An interesting property of the features extracted by the
Eigenfaces algorithm (specifically from the PCA process) is that
it's possible to reconstruct an estimate of the original image
from the feature. Try doing this by building a PCA basis as
described above, and then extract the feature of a randomly
selected face from the test-set. Use the
EigenImages#reconstruct()
to convert the
feature back into an image and display it. You will need to
normalise the image (FImage#normalise()
) to
ensure it displays correctly as the reconstruction might give
pixel values bigger than 1 or smaller than 0.
The number of images used for training can have a big effect in the performance of your recogniser. Try reducing the number of training images (keep the number of testing images fixed at 5). What do you observe?

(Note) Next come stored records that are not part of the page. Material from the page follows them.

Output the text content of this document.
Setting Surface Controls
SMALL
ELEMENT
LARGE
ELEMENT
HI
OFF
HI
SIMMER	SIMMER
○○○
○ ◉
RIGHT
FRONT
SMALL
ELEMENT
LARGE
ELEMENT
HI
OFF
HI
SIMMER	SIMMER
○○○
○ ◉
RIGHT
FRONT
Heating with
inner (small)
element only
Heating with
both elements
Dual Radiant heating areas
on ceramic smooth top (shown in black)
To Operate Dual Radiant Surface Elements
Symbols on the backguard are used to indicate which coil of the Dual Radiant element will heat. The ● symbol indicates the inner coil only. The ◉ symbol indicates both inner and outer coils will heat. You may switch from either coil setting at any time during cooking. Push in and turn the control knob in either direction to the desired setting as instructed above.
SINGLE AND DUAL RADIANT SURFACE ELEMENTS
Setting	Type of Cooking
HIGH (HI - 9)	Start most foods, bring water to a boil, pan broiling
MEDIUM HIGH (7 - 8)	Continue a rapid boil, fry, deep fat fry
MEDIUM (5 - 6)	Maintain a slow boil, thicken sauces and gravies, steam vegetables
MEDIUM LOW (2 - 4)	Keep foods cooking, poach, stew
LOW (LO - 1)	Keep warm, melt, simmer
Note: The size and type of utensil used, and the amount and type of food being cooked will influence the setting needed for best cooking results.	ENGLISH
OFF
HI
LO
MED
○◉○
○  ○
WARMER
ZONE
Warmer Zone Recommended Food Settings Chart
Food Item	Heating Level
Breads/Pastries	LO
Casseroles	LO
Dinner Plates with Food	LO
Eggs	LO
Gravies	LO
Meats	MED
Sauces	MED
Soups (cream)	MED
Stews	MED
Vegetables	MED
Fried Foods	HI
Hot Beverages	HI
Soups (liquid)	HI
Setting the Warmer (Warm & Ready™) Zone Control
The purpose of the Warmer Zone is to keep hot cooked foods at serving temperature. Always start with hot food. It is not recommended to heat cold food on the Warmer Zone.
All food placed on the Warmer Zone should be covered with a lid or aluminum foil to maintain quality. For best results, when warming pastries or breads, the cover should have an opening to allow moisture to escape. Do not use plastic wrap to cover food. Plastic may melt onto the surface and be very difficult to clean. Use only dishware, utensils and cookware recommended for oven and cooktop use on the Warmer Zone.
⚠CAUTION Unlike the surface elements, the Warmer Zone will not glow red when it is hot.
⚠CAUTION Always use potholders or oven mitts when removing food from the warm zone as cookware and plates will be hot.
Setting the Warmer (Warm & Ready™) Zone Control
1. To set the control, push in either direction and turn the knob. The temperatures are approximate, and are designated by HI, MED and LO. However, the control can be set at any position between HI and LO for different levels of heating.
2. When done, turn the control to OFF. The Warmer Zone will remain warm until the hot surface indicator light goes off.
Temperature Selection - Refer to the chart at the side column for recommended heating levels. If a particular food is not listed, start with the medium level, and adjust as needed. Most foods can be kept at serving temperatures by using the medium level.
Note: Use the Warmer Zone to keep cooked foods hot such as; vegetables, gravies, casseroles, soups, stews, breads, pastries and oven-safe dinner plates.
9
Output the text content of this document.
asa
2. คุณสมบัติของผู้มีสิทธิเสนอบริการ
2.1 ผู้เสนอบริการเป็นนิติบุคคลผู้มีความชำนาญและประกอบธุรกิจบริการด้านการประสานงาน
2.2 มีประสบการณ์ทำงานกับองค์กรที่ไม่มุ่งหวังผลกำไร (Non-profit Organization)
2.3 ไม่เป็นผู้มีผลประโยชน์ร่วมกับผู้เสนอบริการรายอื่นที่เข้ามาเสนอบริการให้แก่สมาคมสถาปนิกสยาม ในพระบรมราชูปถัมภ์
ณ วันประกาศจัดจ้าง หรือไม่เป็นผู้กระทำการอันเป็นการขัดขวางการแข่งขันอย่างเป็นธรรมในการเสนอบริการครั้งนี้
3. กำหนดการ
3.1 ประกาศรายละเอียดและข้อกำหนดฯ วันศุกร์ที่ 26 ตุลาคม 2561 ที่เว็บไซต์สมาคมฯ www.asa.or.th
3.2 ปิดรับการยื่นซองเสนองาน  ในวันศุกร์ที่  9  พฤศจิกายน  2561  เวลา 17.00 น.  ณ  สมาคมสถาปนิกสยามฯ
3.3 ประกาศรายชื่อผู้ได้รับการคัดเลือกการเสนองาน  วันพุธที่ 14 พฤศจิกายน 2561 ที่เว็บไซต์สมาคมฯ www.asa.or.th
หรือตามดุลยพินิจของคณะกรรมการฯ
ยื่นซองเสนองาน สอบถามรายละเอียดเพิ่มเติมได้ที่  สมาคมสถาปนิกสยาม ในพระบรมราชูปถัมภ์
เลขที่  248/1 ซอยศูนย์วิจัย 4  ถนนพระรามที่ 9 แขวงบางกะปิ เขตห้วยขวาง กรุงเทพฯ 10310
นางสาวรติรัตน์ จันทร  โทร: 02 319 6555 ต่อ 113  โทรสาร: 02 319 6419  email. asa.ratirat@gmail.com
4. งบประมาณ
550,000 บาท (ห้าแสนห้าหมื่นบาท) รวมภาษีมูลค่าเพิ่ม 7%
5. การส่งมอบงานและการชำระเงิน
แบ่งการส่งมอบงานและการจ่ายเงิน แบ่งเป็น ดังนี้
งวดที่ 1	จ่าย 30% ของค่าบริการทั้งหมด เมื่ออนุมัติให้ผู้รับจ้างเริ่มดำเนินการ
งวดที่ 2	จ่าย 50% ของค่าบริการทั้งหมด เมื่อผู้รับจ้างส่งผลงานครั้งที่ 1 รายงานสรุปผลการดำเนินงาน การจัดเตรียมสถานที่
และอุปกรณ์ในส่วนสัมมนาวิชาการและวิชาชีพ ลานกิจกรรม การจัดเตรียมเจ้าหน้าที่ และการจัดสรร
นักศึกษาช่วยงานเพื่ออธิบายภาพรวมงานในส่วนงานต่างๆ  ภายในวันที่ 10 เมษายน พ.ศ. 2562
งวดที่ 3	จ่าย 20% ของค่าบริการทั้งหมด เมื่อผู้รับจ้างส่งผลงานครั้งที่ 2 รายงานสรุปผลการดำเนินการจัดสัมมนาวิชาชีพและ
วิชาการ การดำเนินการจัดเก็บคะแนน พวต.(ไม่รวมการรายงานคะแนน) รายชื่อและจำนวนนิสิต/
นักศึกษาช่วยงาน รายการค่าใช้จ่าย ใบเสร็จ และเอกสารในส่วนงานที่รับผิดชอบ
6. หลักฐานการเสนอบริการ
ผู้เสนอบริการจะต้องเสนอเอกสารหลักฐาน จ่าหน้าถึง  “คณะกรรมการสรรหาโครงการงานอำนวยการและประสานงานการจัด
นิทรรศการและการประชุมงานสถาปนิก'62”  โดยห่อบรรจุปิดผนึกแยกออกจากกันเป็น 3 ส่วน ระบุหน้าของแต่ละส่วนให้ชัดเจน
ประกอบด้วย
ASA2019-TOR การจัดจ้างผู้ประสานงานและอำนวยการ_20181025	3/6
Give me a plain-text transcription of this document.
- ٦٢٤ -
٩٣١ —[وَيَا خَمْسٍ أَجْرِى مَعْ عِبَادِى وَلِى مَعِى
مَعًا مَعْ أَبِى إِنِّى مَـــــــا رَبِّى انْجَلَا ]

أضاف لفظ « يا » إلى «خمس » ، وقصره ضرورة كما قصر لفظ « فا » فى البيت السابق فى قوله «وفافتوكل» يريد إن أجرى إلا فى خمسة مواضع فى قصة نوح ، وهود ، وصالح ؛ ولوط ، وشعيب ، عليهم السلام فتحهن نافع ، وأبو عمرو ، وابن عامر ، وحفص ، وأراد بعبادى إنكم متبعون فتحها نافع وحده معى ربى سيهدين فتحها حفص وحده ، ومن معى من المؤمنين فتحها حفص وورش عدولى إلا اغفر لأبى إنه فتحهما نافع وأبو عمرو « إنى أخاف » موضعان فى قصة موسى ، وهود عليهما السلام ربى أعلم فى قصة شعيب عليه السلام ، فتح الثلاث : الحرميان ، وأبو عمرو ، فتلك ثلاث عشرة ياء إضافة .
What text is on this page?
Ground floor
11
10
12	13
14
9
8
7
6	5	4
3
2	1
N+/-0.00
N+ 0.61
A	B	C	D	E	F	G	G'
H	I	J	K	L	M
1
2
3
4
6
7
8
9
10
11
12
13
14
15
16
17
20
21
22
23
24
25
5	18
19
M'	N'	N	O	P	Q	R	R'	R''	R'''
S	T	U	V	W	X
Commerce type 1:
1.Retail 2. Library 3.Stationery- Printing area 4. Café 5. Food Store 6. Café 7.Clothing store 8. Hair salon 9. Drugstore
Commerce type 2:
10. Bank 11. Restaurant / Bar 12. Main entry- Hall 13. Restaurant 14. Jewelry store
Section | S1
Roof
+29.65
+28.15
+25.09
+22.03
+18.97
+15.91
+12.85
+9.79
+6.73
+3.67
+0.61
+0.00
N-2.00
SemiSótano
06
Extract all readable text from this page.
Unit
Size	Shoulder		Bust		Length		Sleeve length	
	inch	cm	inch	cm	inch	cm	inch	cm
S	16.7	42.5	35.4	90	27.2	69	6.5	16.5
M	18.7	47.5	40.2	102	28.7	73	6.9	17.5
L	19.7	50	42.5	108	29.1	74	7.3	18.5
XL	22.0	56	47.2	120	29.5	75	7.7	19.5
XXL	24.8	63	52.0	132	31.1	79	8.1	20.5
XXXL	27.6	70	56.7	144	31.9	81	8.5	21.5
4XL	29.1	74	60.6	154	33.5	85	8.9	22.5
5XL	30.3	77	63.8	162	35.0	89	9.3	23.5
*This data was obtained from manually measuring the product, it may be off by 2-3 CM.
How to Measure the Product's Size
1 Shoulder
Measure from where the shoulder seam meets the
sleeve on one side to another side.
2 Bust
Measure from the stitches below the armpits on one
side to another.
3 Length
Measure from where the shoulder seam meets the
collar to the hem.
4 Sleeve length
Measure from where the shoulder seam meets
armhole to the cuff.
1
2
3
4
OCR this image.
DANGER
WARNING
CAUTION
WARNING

In the original Eigenfaces paper, a variant of nearest-neighbour classification was used that incorporated a distance threshold. If the distance between the query face and closest database face was greater than a threshold, then an unknown result would be returned, rather than just returning the label of the closest person. Can you alter your code to include such a threshold? What is a good value for the threshold?